Most sitcoms go into the dustbin of history and deservedly so.That is a truism acknowledged by the general public and known all too well by those of us who write about television. Still, there are caveats. A new network comedy might offer its strongest, funniest material in the first episode and go downhill from there, after the pilot is overpraised.
And then there's the series that starts off a wobbling, uncertain thing and eventually finds its feet, blossoming into a strong, well-crafted comedy. Anyone who has seen the pilot episode of The Big Bang Theory saw something vastly different from what it became. Hey, it happens, and it's a reminder to those of us who review and recommend television that there are false starts that sometimes become a cultural phenomenon.
A lot of successful TV comedies exist as part of cultural happenstance. Some hit a sweet spot of relevance that can be brief or immortal. And some, it must be acknowledged, act as a kind of safe place where issues that are treated with delicacy in the public discourse can be mocked. You get to laugh at pious homilies from the safety of your own home.
Such is the case with The Great Indoors (Thursday, CBS, Global, 8:30 pm), I think. First, the pilot episode seemed emphatically in one-joke mode and that joke wasn't polished. The gist is this: "Jack Gordon (Joel McHale) has made a name for himself as an adventure reporter for the magazine Outdoor Limits. His days of exploring the world end when the magazine's founder announces its move to Web-only publishing and assigns Jack to supervise the millennials who make up its online team."
What's remarkable and what explains the show's status as a new hit is that the one-joke format has been successfully mined and expanded.
Yes, the show relentlessly mocks millennials. On last week's episode, Jack had to complete his human-resources training that would qualify him to supervise millennials in the workplace. He watched a video that gave him direction. The video informed him, "First, we'll show you how to manage with P.A.C.E."
Then "P.A.C.E." was explained: "That's Praise Above Criticism Every time. Recent scientists have proven that we millennials are like flowers that wilt in the shade of criticism and blossom in the rays of praise."
In the ensuing kerfuffle, Jack fails to follow through on the P.A.C.E. thing. He thinks it ridiculous. HR threatens him with a demotion, so he agrees to accept an idea from a young worker even though he thinks it's ridiculous.

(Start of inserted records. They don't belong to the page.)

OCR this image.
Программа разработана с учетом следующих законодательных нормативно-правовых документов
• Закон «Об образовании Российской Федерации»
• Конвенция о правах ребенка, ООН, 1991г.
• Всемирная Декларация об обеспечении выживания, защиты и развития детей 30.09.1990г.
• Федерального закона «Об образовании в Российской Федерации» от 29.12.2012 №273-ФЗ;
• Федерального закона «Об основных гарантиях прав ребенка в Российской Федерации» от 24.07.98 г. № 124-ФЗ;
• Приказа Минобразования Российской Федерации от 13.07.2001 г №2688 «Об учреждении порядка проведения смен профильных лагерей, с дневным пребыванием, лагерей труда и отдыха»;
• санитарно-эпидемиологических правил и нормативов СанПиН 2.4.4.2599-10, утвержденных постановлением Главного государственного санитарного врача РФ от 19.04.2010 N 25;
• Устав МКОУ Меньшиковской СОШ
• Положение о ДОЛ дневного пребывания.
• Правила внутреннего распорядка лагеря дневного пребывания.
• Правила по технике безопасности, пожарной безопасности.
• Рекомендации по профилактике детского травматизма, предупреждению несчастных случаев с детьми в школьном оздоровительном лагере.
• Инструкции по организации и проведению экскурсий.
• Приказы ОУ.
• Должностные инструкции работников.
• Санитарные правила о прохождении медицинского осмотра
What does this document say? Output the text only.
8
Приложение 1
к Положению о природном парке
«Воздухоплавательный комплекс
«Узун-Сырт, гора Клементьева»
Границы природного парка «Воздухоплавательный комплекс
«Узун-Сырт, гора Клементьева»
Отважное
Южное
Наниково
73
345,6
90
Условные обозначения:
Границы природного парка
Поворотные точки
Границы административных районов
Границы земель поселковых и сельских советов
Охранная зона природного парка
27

There is another bit of comedy business, which involves a performance review of a young employee. To make sure the employee isn't upset by questions or comments on his performance, he is allowed to write the review himself. For safety's sake, you know.
The episode also ventured into a short, merciless mockery of political correctness on the matter of diversity. Boss Brooke (Susannah Fielding) must hire a new intern and wants to embrace diversity by getting advice from Emma (Christine Ko) who is Asian and Mason (Shaun Brown), who is black. She delivers them stacks of resumes. "I've arranged them into piles based on the standard diversity categories," she says.
Mason objects to "segregated" résumés. Brooke explains the résumés are from "African-Americans, Hispanics, some gay people …" To which Mason replies, "Now you're just throwing labels around!" There follows a bizarre but all-too-on-point chat about the use of the word "they" and the matter of self-identification. It's very, very funny.
The point of The Great Indoors at this stage is not to set up generational differences and mildly mock millennials. It is to satirize political correctness itself. Like many workplace sitcoms it is essentially a satire of office life – that minefield in which a person is obliged to spend a lot of time with people of all types, some of whom you don't like, but you must get along with.
In this instance, however, the comedy also reaches into deft social and political satire – it's safety-valve satire. That's why it's a hit. The pilot episode didn't do it justice and, yeah, this sitcom is the best kind of cultural happenstance.
Also airing Thursday
Unstoppable: The Fentanyl Epidemic (CBC, 9 p.m. on Firsthand) is about what it says. But it promises this – a profile of a man known as Beeker. "He's an insider in the drug manufacturing world with a history of making drugs. Oddly, he's also a charming and intelligent man with a degree in chemistry. He loves painting and fishing and he's oddly self-reflective, well aware of what he does and the impact it has on people. Acting as our guide, Beeker gives us insights into this world and his own life rarely seen."